HEALING CHICKEN + VEGETABLE SOUP
This soup is like a hug in a bowl! I always make a batch when family or friends are under the weather or when the chill of winter starts to hit and all you feel like is a hot bowl of goodness (without spending hours in the kitchen!).
I add a dash of my Immune Tonic to boost the nutritional value of an already power-packed recipe; because IYKYK, I swear by my tonic to stay fighting fit all year round + it balances the flavours perfectly with a hint of bitter acidity!
Make a batch of this beauty and save some in the fridge for when you need it - you’ll be so glad you did!
NOTE:
You can speed this up by using 1.5 litres of chicken stock + 500ml water and 3 large chicken legs (leg + thigh attached). Add all of the other “broth” ingredients to the soup at once and cook with all of the veggies together for 45 minutes total. If using stock, skip adding the salt.
HEALING CHICKEN + VEGETABLE SOUP
(makes 3 litres, gluten + dairy free)
INGREDIENTS
Chicken Broth:
2.5 litres water
50g ginger, finely chopped or crushed
15g turmeric root, finely grated using a zester
10 peppercorns
3 garlic cloves, crushed
1 tbsp Himalayan salt
6 chicken thighs, skinless and bone-in
Soup:2 carrots, peeled and diced
2 celery stalks, diced
1 onion or 1 leek, diced
450g pumpkin (650g before removing skin and seeds), diced
140g spinach or silver beet, finely sliced
3-5 tbsp immune tonic (optional)
INSTRUCTIONS
In a large heavy-based pot (3.5–4L), combine the water, ginger, turmeric root, peppercorns, garlic, salt, and chicken thighs. Bring to a simmer, cover with a lid, and simmer for 45 minutes.

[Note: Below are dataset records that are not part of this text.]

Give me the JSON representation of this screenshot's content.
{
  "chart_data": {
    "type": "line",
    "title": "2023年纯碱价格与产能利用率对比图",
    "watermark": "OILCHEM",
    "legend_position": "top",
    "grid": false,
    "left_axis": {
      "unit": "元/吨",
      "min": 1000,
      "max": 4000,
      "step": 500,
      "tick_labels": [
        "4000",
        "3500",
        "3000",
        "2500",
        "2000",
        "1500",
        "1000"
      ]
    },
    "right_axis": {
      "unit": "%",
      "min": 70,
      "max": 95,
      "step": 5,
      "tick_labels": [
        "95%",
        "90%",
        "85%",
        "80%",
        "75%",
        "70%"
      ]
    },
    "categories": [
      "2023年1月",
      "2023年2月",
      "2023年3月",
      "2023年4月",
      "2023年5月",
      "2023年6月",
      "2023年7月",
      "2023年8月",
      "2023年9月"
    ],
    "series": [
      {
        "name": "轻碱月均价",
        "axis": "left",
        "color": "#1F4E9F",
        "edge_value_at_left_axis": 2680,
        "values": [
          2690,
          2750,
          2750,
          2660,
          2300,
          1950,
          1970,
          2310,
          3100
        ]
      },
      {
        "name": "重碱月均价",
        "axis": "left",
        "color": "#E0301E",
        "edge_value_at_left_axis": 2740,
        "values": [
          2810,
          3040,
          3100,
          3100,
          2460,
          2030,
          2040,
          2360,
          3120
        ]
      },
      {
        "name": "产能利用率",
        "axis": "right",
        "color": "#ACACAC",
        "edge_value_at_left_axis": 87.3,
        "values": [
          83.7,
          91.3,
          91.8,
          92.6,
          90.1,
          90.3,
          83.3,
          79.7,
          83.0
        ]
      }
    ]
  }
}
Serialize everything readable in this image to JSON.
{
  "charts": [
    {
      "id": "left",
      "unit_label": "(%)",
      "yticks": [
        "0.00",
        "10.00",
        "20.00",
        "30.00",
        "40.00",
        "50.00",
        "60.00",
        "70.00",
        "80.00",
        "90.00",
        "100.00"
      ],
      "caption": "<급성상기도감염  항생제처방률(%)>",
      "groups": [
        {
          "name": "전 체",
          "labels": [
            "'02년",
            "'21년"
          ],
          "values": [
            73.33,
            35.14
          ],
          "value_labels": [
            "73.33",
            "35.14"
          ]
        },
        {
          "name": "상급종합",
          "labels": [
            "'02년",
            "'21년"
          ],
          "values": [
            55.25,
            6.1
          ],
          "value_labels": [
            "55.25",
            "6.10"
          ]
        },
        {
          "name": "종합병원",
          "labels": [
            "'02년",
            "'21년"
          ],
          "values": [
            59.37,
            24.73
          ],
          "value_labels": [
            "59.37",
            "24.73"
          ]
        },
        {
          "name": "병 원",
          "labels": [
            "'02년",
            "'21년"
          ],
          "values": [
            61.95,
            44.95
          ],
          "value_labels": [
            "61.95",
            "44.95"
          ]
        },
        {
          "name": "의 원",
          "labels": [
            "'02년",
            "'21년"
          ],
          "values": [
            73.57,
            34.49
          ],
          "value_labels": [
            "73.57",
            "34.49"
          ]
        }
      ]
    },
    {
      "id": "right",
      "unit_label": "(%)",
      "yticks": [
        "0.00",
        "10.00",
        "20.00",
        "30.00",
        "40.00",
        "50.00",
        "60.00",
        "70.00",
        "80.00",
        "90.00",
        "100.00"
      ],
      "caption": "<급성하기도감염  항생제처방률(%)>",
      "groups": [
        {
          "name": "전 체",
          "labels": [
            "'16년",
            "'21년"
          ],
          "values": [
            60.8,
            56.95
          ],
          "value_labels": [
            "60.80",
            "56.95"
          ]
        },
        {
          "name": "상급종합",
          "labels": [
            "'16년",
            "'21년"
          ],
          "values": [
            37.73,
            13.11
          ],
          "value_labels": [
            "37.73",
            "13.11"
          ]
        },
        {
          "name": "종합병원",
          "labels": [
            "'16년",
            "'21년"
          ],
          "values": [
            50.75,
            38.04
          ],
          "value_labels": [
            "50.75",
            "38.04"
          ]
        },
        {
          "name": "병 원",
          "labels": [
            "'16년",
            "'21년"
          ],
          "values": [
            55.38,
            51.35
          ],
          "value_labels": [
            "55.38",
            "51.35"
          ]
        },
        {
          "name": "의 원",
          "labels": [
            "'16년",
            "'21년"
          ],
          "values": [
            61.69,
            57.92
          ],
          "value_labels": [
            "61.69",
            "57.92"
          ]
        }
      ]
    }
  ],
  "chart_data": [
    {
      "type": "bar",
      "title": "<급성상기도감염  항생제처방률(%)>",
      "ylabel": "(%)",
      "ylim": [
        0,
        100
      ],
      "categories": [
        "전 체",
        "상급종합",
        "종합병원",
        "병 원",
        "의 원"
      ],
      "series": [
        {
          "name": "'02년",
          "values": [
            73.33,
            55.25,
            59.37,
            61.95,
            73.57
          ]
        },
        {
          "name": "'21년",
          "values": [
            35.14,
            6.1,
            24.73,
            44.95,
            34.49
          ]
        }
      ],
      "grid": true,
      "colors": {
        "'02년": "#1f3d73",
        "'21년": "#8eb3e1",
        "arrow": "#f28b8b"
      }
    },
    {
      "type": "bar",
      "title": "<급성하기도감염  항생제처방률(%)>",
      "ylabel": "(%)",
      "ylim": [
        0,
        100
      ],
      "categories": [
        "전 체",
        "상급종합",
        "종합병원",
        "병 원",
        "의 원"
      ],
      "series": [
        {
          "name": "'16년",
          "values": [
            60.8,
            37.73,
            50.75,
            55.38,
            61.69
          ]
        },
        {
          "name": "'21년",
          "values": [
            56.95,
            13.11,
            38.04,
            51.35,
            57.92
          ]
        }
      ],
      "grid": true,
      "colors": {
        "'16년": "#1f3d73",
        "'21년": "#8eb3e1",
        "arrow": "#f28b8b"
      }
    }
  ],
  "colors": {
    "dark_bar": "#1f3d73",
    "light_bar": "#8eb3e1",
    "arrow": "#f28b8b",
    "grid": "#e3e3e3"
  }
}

Remove the chicken thighs from the pot and set them aside to cool in a bowl. Strain the broth through a sieve into a large bowl. Clean the pot to remove any residue, then pour the strained broth back into the pot and bring to a simmer.
Add the diced carrots, celery, and onion (or leek) to the simmering broth. Cook for 10 minutes, then add the diced pumpkin and cook for another 10 minutes.
Pull the cooled chicken off the bones and add it back to the soup. Stir in the spinach, letting it wilt for about 30 seconds. Turn off the heat and, if desired, add the immune tonic for extra flavour and immune-boosting benefits.
Taste the soup and adjust the seasoning if necessary. Serve immediately or allow to cool before storing.
STORAGE
Store in the fridge for up to 4 days.
Freeze in 2-portion servings for easy meals, lasting up to 3 months in the freezer.